Senate President Pro Tem David Givens, a Greensburg Republican and sponsor of Senate Bill 175, said he and Lewis plan to meet Friday and possibly Monday on the bill, which was presented Thursday to the Senate Education Committee.

Instead of comparing test scores of student subgroups – based on factors like race, family income and disability status – with the bottom 5 percent of schools as the Kentucky Department of Education currently does, SB 175 calls for subgroups to be compared to the same subgroups in the bottom 5 percent of schools starting next school year. The percentage of low-performing schools used in the calculation would jump to 10 percent in the 2020-21 school year.

The legislation comes after hundreds of schools across Kentucky were identified for targeted support and improvement, or TSI, based on last school year’s state test results.

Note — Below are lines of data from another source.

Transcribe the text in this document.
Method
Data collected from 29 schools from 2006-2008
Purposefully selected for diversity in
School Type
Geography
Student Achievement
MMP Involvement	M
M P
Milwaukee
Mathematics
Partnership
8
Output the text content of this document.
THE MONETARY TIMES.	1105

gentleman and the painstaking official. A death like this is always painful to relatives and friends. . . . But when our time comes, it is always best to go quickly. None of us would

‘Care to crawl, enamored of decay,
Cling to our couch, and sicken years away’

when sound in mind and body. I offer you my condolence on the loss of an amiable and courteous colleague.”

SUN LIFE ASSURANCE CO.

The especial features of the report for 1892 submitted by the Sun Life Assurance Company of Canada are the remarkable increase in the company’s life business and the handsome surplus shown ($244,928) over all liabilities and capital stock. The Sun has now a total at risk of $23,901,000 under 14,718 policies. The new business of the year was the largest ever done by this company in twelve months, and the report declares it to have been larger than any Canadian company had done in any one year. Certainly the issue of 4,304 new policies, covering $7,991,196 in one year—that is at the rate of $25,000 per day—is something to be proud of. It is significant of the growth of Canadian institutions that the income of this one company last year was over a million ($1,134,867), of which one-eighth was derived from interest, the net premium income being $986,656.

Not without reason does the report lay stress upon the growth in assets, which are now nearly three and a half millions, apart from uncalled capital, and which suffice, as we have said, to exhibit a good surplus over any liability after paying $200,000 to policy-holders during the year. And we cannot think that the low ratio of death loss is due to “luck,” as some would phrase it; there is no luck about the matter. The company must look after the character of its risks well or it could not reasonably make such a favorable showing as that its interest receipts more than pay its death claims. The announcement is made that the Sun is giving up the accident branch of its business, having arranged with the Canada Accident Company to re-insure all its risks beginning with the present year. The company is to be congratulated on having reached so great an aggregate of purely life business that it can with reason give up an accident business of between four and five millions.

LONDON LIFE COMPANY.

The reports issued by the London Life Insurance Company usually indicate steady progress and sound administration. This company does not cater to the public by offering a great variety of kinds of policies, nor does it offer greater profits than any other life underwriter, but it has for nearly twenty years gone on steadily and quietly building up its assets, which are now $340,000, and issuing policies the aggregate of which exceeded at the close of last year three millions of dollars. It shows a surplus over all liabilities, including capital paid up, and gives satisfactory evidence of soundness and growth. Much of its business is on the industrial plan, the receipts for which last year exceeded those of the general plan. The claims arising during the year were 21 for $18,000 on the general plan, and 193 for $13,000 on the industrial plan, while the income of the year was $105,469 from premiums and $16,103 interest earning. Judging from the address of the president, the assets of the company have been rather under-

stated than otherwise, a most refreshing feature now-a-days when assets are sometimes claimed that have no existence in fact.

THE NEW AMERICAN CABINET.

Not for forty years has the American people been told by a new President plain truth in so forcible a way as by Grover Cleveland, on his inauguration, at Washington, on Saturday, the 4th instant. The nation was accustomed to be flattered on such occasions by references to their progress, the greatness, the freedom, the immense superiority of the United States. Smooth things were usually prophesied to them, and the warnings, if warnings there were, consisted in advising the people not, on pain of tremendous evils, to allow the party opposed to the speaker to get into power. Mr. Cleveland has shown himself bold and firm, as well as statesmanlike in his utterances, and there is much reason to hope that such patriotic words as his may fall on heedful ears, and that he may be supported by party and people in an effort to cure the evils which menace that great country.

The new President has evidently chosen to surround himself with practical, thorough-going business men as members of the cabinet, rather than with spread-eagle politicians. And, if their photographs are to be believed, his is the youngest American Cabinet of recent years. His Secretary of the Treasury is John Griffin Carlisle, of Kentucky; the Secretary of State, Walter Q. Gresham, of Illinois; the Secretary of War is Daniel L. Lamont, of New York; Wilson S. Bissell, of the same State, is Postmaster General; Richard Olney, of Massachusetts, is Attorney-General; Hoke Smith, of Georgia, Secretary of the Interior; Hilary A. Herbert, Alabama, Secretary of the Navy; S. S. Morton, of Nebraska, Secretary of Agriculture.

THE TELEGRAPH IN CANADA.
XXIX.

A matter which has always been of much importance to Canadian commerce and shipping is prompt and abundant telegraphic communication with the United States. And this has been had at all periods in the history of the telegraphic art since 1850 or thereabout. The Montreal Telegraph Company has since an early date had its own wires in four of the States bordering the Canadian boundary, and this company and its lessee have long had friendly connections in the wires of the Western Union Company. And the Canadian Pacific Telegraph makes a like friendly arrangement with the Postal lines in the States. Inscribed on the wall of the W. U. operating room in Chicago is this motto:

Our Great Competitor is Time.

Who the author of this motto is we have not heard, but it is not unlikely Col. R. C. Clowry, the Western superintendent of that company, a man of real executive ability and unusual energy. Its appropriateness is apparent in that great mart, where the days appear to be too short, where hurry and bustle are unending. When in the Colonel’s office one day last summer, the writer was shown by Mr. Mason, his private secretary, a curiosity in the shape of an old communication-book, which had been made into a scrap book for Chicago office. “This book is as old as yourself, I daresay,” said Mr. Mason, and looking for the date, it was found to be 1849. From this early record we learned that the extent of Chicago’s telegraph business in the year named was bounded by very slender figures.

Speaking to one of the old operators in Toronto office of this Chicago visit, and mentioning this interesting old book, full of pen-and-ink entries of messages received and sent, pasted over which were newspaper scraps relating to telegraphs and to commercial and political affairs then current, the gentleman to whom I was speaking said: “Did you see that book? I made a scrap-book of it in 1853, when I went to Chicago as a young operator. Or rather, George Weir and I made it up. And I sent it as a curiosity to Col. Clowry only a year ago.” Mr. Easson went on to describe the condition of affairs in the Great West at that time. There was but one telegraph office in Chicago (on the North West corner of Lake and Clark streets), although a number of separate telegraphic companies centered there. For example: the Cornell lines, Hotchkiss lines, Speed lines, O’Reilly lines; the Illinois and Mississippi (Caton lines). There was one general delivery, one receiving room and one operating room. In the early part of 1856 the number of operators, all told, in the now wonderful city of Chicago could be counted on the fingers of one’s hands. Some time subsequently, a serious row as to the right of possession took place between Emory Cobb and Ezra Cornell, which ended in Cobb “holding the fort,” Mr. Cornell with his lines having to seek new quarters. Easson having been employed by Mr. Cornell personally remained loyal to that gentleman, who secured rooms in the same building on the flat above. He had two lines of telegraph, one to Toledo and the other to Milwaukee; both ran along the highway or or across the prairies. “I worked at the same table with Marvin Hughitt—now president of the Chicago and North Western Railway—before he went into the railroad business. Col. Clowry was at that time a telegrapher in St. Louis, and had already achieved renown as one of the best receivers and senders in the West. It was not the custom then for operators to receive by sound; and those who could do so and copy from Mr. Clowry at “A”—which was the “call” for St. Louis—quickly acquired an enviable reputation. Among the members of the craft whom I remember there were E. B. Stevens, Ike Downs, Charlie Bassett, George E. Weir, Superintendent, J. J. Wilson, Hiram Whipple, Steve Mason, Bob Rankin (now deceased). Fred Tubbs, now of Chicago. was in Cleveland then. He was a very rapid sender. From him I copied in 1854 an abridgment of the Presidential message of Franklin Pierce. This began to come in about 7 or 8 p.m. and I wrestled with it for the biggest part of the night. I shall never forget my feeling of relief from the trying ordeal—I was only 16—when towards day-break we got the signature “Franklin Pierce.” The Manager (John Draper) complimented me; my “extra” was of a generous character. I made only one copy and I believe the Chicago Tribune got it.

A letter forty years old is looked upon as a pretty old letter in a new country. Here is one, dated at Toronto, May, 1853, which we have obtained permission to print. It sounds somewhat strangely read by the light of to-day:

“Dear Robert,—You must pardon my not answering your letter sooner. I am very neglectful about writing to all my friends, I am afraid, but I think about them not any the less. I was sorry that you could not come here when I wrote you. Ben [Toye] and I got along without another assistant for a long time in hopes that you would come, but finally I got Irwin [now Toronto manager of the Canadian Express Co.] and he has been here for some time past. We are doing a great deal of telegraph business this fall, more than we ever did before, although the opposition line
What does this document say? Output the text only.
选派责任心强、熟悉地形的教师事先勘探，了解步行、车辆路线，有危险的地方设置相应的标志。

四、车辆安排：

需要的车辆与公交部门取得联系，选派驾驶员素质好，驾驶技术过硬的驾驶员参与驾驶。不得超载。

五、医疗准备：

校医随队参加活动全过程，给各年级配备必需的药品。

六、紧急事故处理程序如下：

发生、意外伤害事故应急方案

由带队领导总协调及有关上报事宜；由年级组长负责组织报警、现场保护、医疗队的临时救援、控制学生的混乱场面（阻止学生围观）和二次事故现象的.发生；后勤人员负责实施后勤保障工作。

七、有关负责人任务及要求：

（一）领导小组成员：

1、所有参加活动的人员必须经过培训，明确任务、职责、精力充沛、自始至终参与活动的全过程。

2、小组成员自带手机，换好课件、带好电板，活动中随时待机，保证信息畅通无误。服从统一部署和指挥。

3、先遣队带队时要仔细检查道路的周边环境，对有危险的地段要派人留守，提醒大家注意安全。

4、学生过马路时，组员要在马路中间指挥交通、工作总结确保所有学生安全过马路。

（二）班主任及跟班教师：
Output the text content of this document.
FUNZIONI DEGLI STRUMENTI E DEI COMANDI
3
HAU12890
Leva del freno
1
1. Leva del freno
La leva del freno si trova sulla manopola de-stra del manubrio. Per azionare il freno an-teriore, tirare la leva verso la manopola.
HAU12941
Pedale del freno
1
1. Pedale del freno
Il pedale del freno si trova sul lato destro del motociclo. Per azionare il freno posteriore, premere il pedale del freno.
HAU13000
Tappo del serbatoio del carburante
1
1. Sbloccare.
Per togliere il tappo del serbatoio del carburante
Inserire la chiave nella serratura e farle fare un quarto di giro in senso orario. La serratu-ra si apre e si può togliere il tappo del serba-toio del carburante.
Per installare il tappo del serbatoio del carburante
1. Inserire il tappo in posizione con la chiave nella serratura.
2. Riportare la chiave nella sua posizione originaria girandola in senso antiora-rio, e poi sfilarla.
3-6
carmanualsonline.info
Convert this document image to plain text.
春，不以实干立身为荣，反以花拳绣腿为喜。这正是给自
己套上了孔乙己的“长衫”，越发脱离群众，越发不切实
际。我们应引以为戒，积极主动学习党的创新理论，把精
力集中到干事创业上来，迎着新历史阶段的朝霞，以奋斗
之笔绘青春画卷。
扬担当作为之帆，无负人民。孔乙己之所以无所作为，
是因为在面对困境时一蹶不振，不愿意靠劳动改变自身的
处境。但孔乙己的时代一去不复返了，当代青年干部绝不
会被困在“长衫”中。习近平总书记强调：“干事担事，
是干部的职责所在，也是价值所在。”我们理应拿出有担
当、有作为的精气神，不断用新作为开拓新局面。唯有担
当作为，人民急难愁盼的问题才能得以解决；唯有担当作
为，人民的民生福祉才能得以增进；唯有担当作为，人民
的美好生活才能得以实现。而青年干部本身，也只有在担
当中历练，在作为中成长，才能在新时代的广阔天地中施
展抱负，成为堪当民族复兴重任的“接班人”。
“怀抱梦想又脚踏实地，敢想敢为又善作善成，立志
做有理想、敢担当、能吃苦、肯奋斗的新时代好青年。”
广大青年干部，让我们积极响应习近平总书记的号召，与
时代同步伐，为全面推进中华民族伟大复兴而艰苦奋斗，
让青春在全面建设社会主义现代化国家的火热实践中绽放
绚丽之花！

Givens, during his testimony before the committee, said in all, 30 percent of schools in Kentucky were tabbed as TSI schools. That’s up from about 10 percent in a similar status the year prior, he said.

“When you take 30 percent of the schools and say we’ve got to target supports for them and we only have the same amount of resources, we water it down much too much,” he said.

Kentucky changed the way it designates struggling schools based on the federal Every Student Succeeds Act last year. The lowest-performing schools are identified as comprehensive support and improvement, or CSI, under ESSA, and TSI schools that don’t show improvement after three years automatically become CSI schools.

Givens said Senate staff was assured by an official in U.S. Education Secretary Betsy DeVos’s administration that when ESSA regulations were repealed in 2017, guidance on designating schools as TSI was among the casualties.

But Lewis warned that from the Kentucky Department of Education’s perspective, SB 175 still runs afoul of ESSA law and could jeopardize federal funding for the state.

“After careful legal analysis, we’re confident that the bill’s approach to identifying continually underperforming groups of students does not align with the federal law, and if you pass legislation defining our system in a way that violates the federal law, we’ll find ourselves in danger of losing federal funding and needed support services for our most vulnerable students,” Lewis told the committee.

Lewis said KDE agreed with Givens’s concern about the number of Kentucky schools designated TSI and asked lawmakers to allow KDE to develop its own guidelines on identifying struggling schools that need help from the state.

Some superintendents mistakenly believe the TSI and CSI guidelines originated with the department or the Kentucky Board of Education, he said.

“Giving us greater flexibility in statute would enable us to work with the General Assembly, stakeholders and the U.S. Department of Education to identify an approach that holds schools accountable while limiting the number of schools that would be identified as TSI,” Lewis said.

SB 175 would also rescind an executive order reorganizing KDE’s standards and assessments process review committee and alter Kentucky’s school accountability system.

It would also require KDE to present state testing data to lawmakers on the House and Senate education committees on Dec. 1, 2019, and Dec. 1, 2020. As part of those meetings, the agency would be asked to detail how many students would fail to hit required scores under new graduation requirements, which cleared the Administrative Regulation Review Subcommittee on Monday, and what options such students will have.

KDE would be required to hold meetings across the state to get feedback on the graduation requirements linked to state test scores.

Sen. Max Wise, a Campbellsville Republican who chairs the Senate Education Committee, said a special meeting may be called on Tuesday as talks between Givens and Lewis continue.